Dopo un giugno e un luglio di ripresa, ad agosto il mercato dell’auto italiano è rimasto sostanzialmente stabile (-0,2%) rispetto allo stesso mese del 2013: 53.191 immatricolazioni, 104 in meno dello scorso anno. Le associazioni del settore accusano gli annunci del ministro Lupi, che a fine luglio aveva anticipato la possibilità di introdurre nuove forme di incentivazioni all’acquisto, di creare false aspettative. “La pausa estiva”, ha commentato Massimo Nordio, presidente dell’Unrae, l’associazione delle case estere, “è iniziata proprio all’indomani delle dichiarazioni del ministro delle Infrastrutture e dei Trasporti, Maurizio Lupi, sulle possibili azioni a favore della mobilità individuale, tra le quali la possibilità delle famiglie di detrarre parte dei costi di acquisto, che però non hanno trovato spazio nel decreto Sblocca Italia”. Secondo l’Unrae, “senza provvedimenti, il mercato dell’auto nel 2014 resterà segnato da volumi modesti, insufficienti a reggere i bilanci della filiera distributiva”.

Dello stesso avviso l’associazione dei concessionari Federauto, che tramite le parole del presidente Filippo Pavan Bernacchi “invita i politici ad astenersi da anticipazioni mediatiche che poi non trovano riscontro nella realtà dei fatti.

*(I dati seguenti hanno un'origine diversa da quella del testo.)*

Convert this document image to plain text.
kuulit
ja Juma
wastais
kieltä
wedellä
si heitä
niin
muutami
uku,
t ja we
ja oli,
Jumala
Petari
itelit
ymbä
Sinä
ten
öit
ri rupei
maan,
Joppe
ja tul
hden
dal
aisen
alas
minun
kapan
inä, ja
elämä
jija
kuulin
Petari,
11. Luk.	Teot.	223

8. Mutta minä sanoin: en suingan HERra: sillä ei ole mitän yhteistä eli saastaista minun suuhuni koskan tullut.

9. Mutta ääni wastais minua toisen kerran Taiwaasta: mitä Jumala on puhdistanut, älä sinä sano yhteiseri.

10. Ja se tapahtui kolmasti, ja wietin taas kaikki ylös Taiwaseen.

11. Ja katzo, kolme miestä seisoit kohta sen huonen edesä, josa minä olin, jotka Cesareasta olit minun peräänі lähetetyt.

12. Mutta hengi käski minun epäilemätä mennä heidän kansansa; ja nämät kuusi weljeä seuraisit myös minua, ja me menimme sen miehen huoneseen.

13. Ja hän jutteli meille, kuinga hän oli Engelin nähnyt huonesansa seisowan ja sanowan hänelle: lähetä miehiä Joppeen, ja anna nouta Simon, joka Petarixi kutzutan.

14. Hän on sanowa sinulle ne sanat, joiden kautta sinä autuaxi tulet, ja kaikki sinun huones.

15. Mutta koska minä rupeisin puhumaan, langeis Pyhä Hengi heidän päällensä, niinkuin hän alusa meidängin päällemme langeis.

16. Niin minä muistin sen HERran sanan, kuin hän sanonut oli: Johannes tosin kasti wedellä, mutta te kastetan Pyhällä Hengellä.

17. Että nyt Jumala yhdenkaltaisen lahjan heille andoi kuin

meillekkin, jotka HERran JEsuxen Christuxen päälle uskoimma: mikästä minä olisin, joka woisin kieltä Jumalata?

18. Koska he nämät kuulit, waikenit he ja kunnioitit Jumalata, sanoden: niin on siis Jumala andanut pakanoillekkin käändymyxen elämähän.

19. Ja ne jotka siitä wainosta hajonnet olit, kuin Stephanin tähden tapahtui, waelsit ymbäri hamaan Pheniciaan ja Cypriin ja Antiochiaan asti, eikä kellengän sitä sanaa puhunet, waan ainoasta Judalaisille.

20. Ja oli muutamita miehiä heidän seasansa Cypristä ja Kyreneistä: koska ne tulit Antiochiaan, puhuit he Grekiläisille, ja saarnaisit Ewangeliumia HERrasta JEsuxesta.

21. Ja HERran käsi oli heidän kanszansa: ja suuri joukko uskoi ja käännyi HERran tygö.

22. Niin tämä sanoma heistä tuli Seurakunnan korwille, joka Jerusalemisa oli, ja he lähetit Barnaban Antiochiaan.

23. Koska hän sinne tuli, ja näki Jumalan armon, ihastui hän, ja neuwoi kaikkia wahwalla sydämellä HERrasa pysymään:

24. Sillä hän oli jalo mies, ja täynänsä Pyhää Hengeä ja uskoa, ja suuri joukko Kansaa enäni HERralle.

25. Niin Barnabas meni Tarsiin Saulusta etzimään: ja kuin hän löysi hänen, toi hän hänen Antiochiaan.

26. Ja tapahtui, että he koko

Degli incentivi per l’automotive, di qualunque tipo, nello Sblocca Italia non c’è traccia, e molto probabilmente non saranno varati neanche in futuro. Mancano da un lato le coperture, dall’altro la volontà politica. E questo a prescindere dal fatto che porterebbero un delta positivo a favore dello Stato e della società in termini economici, di sostegno all’occupazione, di qualità dell’aria e di sicurezza”.

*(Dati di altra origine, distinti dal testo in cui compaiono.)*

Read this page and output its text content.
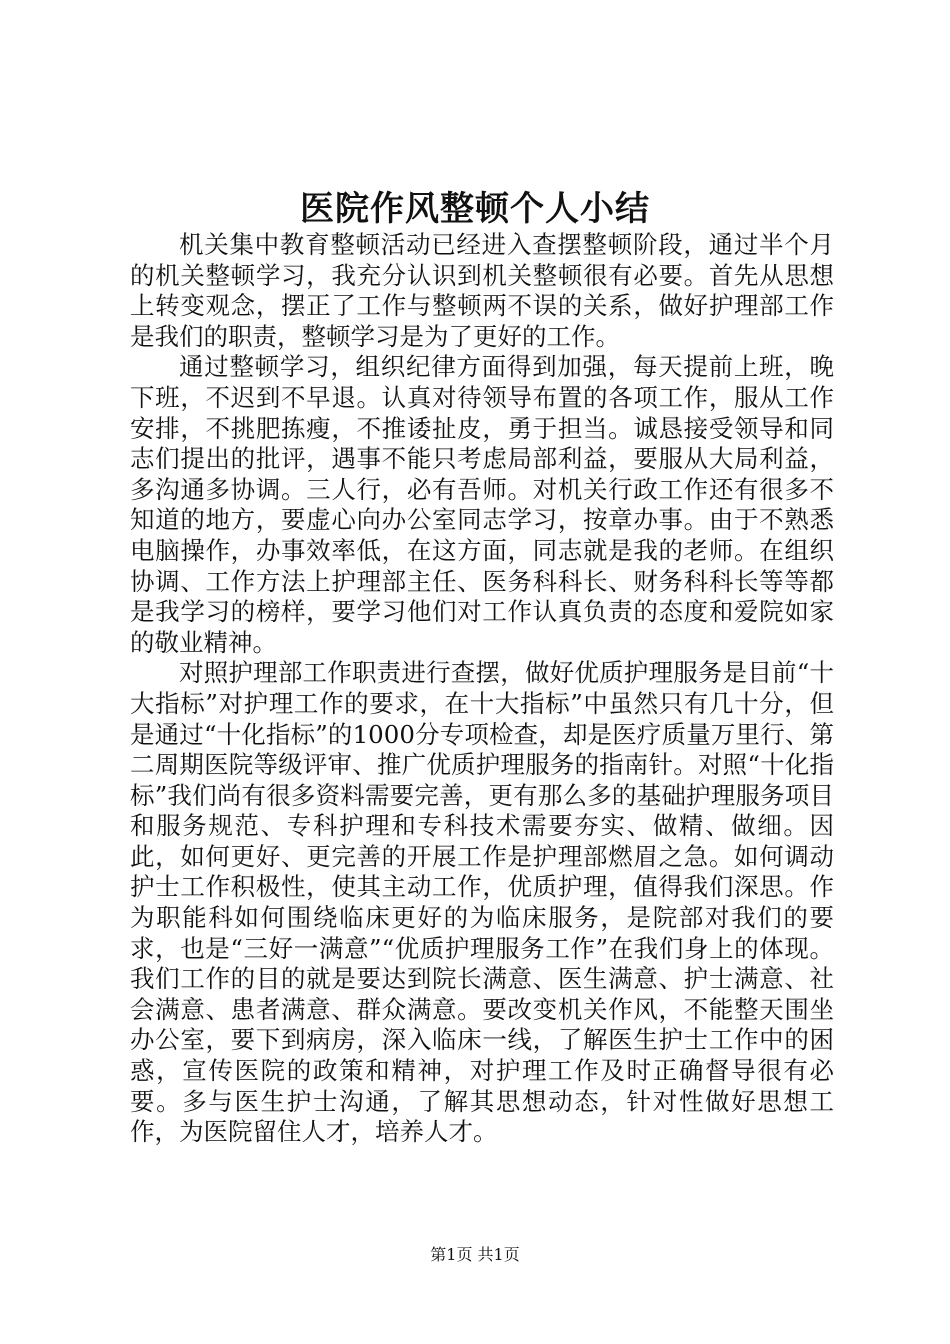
医院作风整顿个人小结

机关集中教育整顿活动已经进入查摆整顿阶段，通过半个月的机关整顿学习，我充分认识到机关整顿很有必要。首先从思想上转变观念，摆正了工作与整顿两不误的关系，做好护理部工作是我们的职责，整顿学习是为了更好的工作。

通过整顿学习，组织纪律方面得到加强，每天提前上班，晚下班，不迟到不早退。认真对待领导布置的各项工作，服从工作安排，不挑肥拣瘦，不推诿扯皮，勇于担当。诚恳接受领导和同志们提出的批评，遇事不能只考虑局部利益，要服从大局利益，多沟通多协调。三人行，必有吾师。对机关行政工作还有很多不知道的地方，要虚心向办公室同志学习，按章办事。由于不熟悉电脑操作，办事效率低，在这方面，同志就是我的老师。在组织协调、工作方法上护理部主任、医务科科长、财务科科长等等都是我学习的榜样，要学习他们对工作认真负责的态度和爱院如家的敬业精神。

对照护理部工作职责进行查摆，做好优质护理服务是目前“十大指标”对护理工作的要求，在十大指标”中虽然只有几十分，但是通过“十化指标”的1000分专项检查，却是医疗质量万里行、第二周期医院等级评审、推广优质护理服务的指南针。对照“十化指标”我们尚有很多资料需要完善，更有那么多的基础护理服务项目和服务规范、专科护理和专科技术需要夯实、做精、做细。因此，如何更好、更完善的开展工作是护理部燃眉之急。如何调动护士工作积极性，使其主动工作，优质护理，值得我们深思。作为职能科如何围绕临床更好的为临床服务，是院部对我们的要求，也是“三好一满意”“优质护理服务工作”在我们身上的体现。我们工作的目的就是要达到院长满意、医生满意、护士满意、社会满意、患者满意、群众满意。要改变机关作风，不能整天围坐办公室，要下到病房，深入临床一线，了解医生护士工作中的困惑，宣传医院的政策和精神，对护理工作及时正确督导很有必要。多与医生护士沟通，了解其思想动态，针对性做好思想工作，为医院留住人才，培养人才。

第1页 共1页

Nei primi otto mesi dell’anno, le immatricolazioni di auto nuove in Italia sono cresciute del 3,5% rispetto allo stesso periodo del 2013, ma non crescono allo stesso ritmo le vendite ai privati, quelle che descrivono l’effettivo stato di salute del mercato e che sono sostanzialmente ferme (+0,1%). Ad agosto, da segnalare il balzo delle motorizzazioni ibride (+37,7%, 646 unità) e la crescita dei volumi del mercato dell’usato (+9,1% dei trasferimenti di proprietà al lordo delle minivolture, a quota 235.179).

Fra i costruttori, in forte calo Fiat-Chrysler, che pure restando di gran lunga il primo gruppo italiano e conservando il podio dei modelli più venduti nel mese (Panda, Punto, Ypsilon), perde il 6,64%. All’interno di FCA, crescite da capogiro per i marchi dai volumi minori (Ferrari +225%, Maserati +230,77%, Jeep +81,4%), ma il marchio Fiat, che da solo rappresenta il 75% delle vendite del gruppo, perde il 9,08%.